Une très grande prêtresse de la danse nous quitte, mais elle reste dans nos cœurs.
Pina BAUSCH saluant, à la fin de ses spectacles, avec tous ses danseurs enlacés autour d’elle, c’était un moment d’intense émotion. Instinctivement la salle se levait et l’acclamait.
Pina BAUSCH exprimait, dans ce salut, la sérénité qui, au fil des ans, avait fini par submerger son œuvre.
De l’expression du désir sauvage entre les êtres qui parcourait des spectacles comme Café Muller ou le sacre du printemps, elle était parvenue à une illustration amusée des mille petites choses de la vie.

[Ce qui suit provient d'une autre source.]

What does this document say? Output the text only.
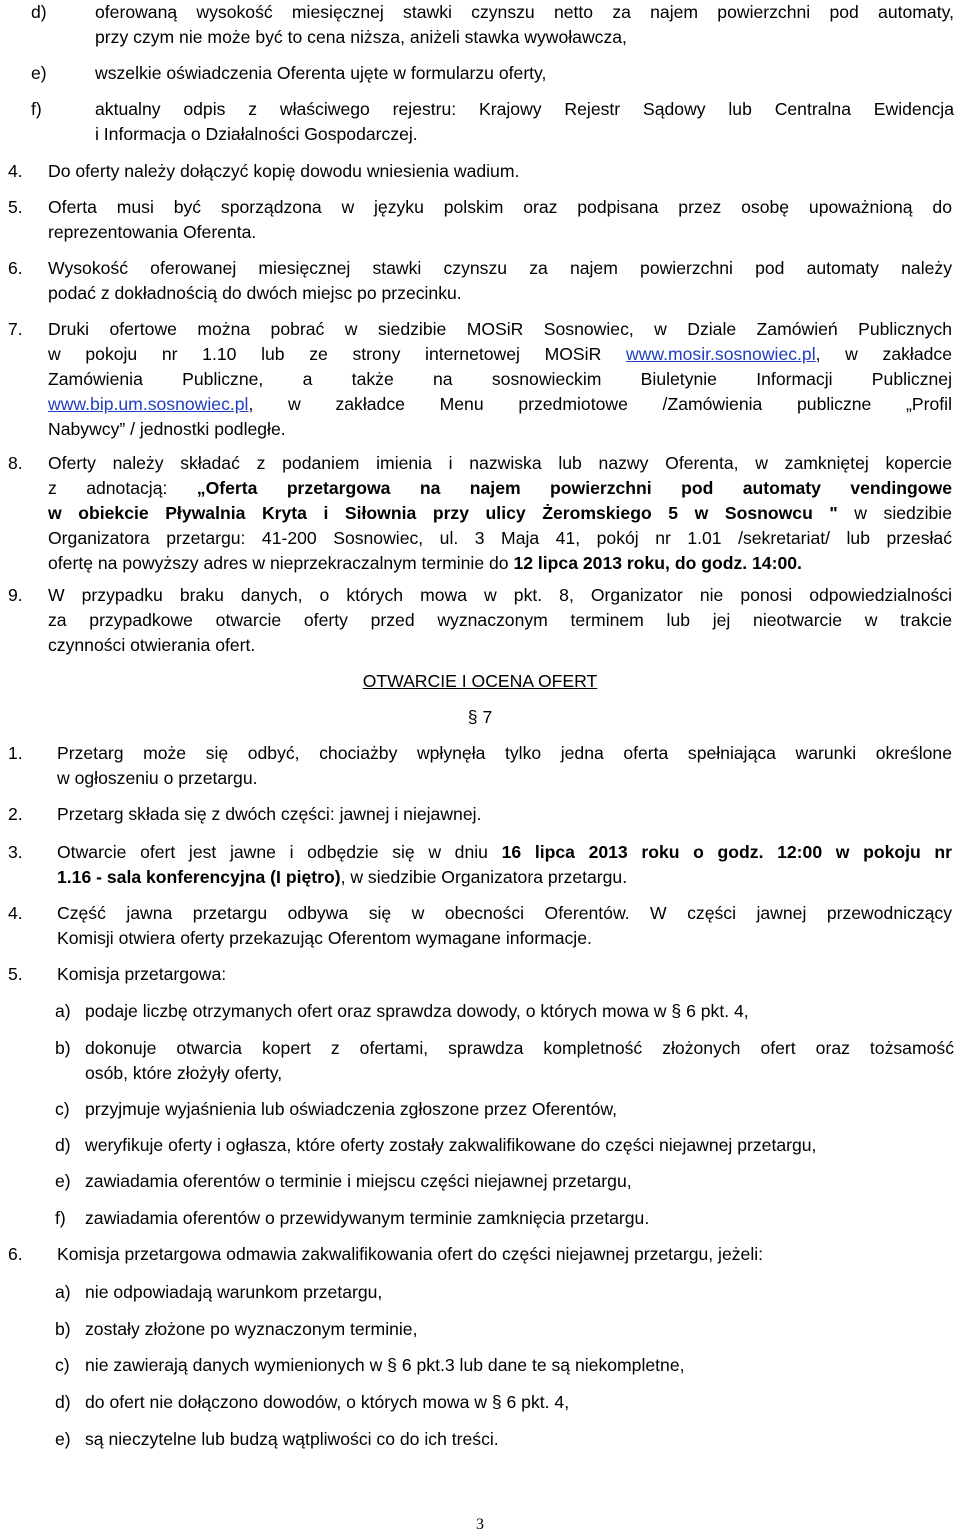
d)	oferowaną wysokość miesięcznej stawki czynszu netto za najem powierzchni pod automaty,
przy czym nie może być to cena niższa, aniżeli stawka wywoławcza,
e)	wszelkie oświadczenia Oferenta ujęte w formularzu oferty,
f)	aktualny odpis z właściwego rejestru: Krajowy Rejestr Sądowy lub Centralna Ewidencja
i Informacja o Działalności Gospodarczej.
4. Do oferty należy dołączyć kopię dowodu wniesienia wadium.
5. Oferta musi być sporządzona w języku polskim oraz podpisana przez osobę upoważnioną do
reprezentowania Oferenta.
6. Wysokość oferowanej miesięcznej stawki czynszu za najem powierzchni pod automaty należy
podać z dokładnością do dwóch miejsc po przecinku.
7. Druki ofertowe można pobrać w siedzibie MOSiR Sosnowiec, w Dziale Zamówień Publicznych
w pokoju nr 1.10 lub ze strony internetowej MOSiR www.mosir.sosnowiec.pl, w zakładce
Zamówienia Publiczne, a także na sosnowieckim Biuletynie Informacji Publicznej
www.bip.um.sosnowiec.pl, w zakładce Menu przedmiotowe /Zamówienia publiczne „Profil
Nabywcy” / jednostki podległe.
8. Oferty należy składać z podaniem imienia i nazwiska lub nazwy Oferenta, w zamkniętej kopercie
z adnotacją: „Oferta przetargowa na najem powierzchni pod automaty vendingowe
w obiekcie Pływalnia Kryta i Siłownia przy ulicy Żeromskiego 5 w Sosnowcu " w siedzibie
Organizatora przetargu: 41-200 Sosnowiec, ul. 3 Maja 41, pokój nr 1.01 /sekretariat/ lub przesłać
ofertę na powyższy adres w nieprzekraczalnym terminie do 12 lipca 2013 roku, do godz. 14:00.
9. W przypadku braku danych, o których mowa w pkt. 8, Organizator nie ponosi odpowiedzialności
za przypadkowe otwarcie oferty przed wyznaczonym terminem lub jej nieotwarcie w trakcie
czynności otwierania ofert.
OTWARCIE I OCENA OFERT
§ 7
1. Przetarg może się odbyć, chociażby wpłynęła tylko jedna oferta spełniająca warunki określone
w ogłoszeniu o przetargu.
2. Przetarg składa się z dwóch części: jawnej i niejawnej.
3. Otwarcie ofert jest jawne i odbędzie się w dniu 16 lipca 2013 roku o godz. 12:00 w pokoju nr
1.16 - sala konferencyjna (I piętro), w siedzibie Organizatora przetargu.
4. Część jawna przetargu odbywa się w obecności Oferentów. W części jawnej przewodniczący
Komisji otwiera oferty przekazując Oferentom wymagane informacje.
5. Komisja przetargowa:
a) podaje liczbę otrzymanych ofert oraz sprawdza dowody, o których mowa w § 6 pkt. 4,
b) dokonuje otwarcia kopert z ofertami, sprawdza kompletność złożonych ofert oraz tożsamość
osób, które złożyły oferty,
c) przyjmuje wyjaśnienia lub oświadczenia zgłoszone przez Oferentów,
d) weryfikuje oferty i ogłasza, które oferty zostały zakwalifikowane do części niejawnej przetargu,
e) zawiadamia oferentów o terminie i miejscu części niejawnej przetargu,
f) zawiadamia oferentów o przewidywanym terminie zamknięcia przetargu.
6. Komisja przetargowa odmawia zakwalifikowania ofert do części niejawnej przetargu, jeżeli:
a) nie odpowiadają warunkom przetargu,
b) zostały złożone po wyznaczonym terminie,
c) nie zawierają danych wymienionych w § 6 pkt.3 lub dane te są niekompletne,
d) do ofert nie dołączono dowodów, o których mowa w § 6 pkt. 4,
e) są nieczytelne lub budzą wątpliwości co do ich treści.
3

Pina BAUSCH c’était un regard d’une extrême lucidité sur le monde et les êtres, une vie toujours entre violence et tendresse.
Il y avait un style Pina BAUSCH. On n’oubliera jamais les longues silhouettes de femmes
perchées sur des talons aiguilles et courant à perdre haleine, le bruit de l’eau se répandant sur
la scène, les gestes répétés à n’en plus finir…
Elle a changé notre regard sur la danse.
Elle a changé notre regard sur la vie.